Consumer Choice and Demand
Chapter Objectives:
- Understand constraints of budget lines on consumer choices
- Analyze changes in budget lines due to price or income variations
- Distinguish between total utility and marginal utility
- Explain the law of diminishing marginal utility
- Discuss the utility maximization rule and consumer optimization
- Compare marginal utility per dollar across goods
- Explore reasons for irrational decision-making in predictable ways
- Identify five psychological factors affecting economic decisions
Budget Line:
- Represents combinations of two goods purchasable within a fixed budget and prices.

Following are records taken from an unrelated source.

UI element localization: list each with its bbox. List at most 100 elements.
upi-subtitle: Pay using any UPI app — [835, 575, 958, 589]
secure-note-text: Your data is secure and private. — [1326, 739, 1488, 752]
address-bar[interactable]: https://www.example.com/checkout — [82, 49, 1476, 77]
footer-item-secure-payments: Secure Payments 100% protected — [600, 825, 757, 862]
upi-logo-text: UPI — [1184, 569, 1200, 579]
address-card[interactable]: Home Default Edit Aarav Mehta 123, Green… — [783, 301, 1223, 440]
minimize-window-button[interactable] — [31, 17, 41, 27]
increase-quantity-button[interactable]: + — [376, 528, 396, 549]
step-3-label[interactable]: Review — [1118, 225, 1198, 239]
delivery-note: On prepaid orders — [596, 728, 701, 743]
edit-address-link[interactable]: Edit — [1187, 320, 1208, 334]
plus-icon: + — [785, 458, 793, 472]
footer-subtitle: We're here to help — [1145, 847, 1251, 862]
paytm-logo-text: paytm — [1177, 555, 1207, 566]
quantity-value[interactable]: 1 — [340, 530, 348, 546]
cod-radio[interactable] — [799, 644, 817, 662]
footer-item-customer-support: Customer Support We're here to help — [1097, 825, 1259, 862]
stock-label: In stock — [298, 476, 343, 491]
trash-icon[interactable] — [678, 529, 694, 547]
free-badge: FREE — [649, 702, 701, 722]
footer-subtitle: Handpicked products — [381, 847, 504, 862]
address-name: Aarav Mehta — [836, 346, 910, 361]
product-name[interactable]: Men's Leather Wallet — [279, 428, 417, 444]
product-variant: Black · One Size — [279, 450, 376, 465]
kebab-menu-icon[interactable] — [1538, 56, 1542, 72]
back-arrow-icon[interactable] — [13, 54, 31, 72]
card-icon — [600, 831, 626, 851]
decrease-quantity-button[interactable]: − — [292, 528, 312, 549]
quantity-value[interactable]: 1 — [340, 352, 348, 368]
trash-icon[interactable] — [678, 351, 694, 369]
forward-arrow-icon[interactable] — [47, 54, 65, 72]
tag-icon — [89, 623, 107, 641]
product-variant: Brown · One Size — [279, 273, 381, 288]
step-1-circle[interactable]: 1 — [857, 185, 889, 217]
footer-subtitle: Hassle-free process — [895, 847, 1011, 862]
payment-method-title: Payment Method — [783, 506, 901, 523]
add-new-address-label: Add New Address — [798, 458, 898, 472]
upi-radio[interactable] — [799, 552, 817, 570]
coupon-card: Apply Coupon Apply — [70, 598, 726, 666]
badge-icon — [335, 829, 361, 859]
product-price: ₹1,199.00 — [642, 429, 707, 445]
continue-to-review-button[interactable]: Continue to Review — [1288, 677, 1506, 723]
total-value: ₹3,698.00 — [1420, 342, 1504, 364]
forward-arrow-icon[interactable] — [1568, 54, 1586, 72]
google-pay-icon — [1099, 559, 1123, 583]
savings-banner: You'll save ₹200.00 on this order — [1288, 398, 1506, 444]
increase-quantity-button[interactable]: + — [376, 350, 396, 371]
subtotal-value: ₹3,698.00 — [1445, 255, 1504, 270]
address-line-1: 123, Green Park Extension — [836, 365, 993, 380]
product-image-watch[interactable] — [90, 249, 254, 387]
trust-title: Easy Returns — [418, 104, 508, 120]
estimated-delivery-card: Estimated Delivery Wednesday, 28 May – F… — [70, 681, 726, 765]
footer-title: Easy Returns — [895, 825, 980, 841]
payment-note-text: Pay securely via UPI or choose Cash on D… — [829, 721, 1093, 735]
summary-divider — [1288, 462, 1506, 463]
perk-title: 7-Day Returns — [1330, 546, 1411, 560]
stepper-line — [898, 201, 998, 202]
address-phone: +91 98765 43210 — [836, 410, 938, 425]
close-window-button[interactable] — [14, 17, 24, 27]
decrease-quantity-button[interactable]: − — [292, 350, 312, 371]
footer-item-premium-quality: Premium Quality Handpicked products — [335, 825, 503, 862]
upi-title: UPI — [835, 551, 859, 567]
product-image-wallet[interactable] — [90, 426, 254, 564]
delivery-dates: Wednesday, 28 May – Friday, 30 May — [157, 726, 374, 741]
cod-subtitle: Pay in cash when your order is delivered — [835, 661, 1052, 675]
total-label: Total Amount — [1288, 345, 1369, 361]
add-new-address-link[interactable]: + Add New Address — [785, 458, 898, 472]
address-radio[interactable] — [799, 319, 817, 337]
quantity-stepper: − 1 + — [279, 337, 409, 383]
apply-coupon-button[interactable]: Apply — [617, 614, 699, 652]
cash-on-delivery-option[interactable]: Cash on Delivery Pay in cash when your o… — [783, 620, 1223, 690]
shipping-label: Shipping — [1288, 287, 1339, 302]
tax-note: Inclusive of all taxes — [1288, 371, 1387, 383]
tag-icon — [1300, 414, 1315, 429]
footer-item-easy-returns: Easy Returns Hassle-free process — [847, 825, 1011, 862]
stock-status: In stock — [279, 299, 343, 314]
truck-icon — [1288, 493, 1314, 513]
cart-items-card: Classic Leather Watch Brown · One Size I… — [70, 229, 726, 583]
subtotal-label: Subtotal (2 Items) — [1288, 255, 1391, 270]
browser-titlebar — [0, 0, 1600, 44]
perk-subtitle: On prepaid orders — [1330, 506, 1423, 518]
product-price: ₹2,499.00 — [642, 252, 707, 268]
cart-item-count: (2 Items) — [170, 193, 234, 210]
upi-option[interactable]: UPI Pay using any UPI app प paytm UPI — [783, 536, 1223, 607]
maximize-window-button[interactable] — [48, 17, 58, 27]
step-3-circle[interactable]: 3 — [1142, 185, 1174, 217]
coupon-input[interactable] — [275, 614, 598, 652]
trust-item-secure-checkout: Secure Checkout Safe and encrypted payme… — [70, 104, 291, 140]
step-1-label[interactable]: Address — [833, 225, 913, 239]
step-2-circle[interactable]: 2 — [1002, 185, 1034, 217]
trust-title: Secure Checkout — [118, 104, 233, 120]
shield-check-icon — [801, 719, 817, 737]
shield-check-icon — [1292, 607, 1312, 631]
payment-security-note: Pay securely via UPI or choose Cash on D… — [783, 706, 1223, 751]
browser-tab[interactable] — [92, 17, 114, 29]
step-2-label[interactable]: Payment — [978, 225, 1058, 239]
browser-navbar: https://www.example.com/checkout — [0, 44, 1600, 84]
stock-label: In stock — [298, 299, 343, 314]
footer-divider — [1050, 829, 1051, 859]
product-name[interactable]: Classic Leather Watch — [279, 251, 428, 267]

- Changes in prices or income shift the budget line, affecting consumption choices.
- Example: Increased income shifts line outward, while decreased income shifts it inward.
Utility:
- Total Utility: Overall satisfaction from consuming a quantity of a good.
- Marginal Utility: Additional satisfaction from consuming one more unit; tends to decrease with consumption (diminishing returns).
Utility Maximization Rule:
- Consumers maximize satisfaction by equalizing marginal utility per dollar across all goods.
Demand Curve Relationships:
- Price changes of goods influence optimal combinations purchased; reflected in movements along demand curves.
Behavioral Economics:
- Examines the psychological factors influencing economic decisions:
- Sunk Cost Fallacy
- Framing Bias
- Overconfidence
- Overvaluing Present vs. Future
- Altruism
Key Concepts:
- Budget Line
- Marginal Utility Analysis
- Total Utility
- Law of Diminishing Marginal Utility
- Utility-Maximizing Rule
- Behavioral Economics
Indifference Curves:
- Illustrate combinations of goods providing equal satisfaction.
- Curves further from the origin indicate greater satisfaction.
Consumer Choices:
- Optimal choice occurs at highest indifference curve tangent to budget line, maximizing satisfaction given budget constraints.